Réalisatrice qui autant œuvré dans le cinéma de fiction (son premier long métrage Le Jour de la grenouille, en 2011) que dans le film documentaire (notamment sur la périnatalité), Béatrice Polley a choisi de poser sa caméra à mi-chemin de l’un et de l’autre. Son choix conscient d’une mère de famille heureuse, aisée et éduquée appartient au premier domaine, et évite le regard en surplomb et l’explication condescendante à laquelle d’aucuns doivent se hasarder en pareil cas.
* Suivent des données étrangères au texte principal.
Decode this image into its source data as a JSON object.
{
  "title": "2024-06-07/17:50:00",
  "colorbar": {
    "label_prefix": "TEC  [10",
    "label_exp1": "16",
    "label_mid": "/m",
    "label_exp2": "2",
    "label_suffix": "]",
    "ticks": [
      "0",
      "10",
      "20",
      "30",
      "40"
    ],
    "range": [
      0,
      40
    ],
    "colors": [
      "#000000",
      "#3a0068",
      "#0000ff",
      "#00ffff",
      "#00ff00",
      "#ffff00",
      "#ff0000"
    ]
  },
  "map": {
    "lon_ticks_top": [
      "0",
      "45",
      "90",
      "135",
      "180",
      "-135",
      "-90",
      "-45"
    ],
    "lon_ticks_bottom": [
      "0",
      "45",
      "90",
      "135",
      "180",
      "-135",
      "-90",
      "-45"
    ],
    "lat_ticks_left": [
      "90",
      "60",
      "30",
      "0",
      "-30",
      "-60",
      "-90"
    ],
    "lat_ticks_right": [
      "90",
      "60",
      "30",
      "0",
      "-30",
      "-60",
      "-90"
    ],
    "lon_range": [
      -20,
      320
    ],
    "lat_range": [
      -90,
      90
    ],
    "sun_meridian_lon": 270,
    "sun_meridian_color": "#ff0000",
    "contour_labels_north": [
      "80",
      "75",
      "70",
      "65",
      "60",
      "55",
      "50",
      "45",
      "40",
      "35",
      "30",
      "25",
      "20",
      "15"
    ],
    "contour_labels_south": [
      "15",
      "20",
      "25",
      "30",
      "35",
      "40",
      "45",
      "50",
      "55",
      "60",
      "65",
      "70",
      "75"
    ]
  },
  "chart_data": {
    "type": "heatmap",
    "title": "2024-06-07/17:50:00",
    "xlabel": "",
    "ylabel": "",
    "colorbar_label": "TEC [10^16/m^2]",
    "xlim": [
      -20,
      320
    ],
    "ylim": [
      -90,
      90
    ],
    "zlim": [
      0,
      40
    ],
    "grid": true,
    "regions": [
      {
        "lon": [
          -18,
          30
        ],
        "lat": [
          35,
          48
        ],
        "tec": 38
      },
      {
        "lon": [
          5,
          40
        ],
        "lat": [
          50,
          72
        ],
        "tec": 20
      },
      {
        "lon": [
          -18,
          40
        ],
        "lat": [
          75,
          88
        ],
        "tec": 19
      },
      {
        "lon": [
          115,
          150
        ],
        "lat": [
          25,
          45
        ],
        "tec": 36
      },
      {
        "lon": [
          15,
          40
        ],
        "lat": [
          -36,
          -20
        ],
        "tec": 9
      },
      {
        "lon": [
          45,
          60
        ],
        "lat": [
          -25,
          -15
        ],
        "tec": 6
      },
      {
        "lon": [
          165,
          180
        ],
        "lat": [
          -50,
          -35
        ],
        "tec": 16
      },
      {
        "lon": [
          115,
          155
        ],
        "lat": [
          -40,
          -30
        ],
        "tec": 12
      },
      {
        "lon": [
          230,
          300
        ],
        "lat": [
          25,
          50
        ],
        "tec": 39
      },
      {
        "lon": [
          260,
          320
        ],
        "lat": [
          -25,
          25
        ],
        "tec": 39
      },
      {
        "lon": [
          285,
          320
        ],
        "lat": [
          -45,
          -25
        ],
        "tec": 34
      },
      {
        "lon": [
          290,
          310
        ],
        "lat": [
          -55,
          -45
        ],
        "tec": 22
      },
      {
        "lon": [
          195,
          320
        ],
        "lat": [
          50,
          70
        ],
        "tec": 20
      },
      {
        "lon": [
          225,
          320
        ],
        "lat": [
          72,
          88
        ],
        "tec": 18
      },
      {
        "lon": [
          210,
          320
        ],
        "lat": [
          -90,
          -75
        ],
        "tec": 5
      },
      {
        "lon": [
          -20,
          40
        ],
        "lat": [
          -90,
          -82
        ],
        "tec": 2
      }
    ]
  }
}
Bref, elle use de la fiction pour nous épargner toute diversion, et se focaliser pour le reste, tout le reste ou peu s’en faut, sur la réalité documentaire.
Un regard d’une grande rigueur
Avec une grande rigueur, elle documente le parcours de cette femme qui se découvre étrangère à elle-même : la déposition, la reconstitution, la détention, l’interrogatoire psychologique, le vertige familial, la préparation au procès… Dans son souci de monstration, son regard pourra paraître sans doute un peu prudent, voire neutre, sinon à l’endroit de l’accusation, un peu orienté. De même pourrait-on regretter un certain manque de cinéma dans le cadre si n’était l’excellence des comédiens qui charrient par leur talent et leur investissement tout ce que le film pèse de romanesque et d’émotion. Mais quelles que soient ces réserves, jusque dans son très beau titre, Toi non plus tu n’as rien vu nous informe qu’il est encore le temps, si l’on ose dire, de mettre au jour…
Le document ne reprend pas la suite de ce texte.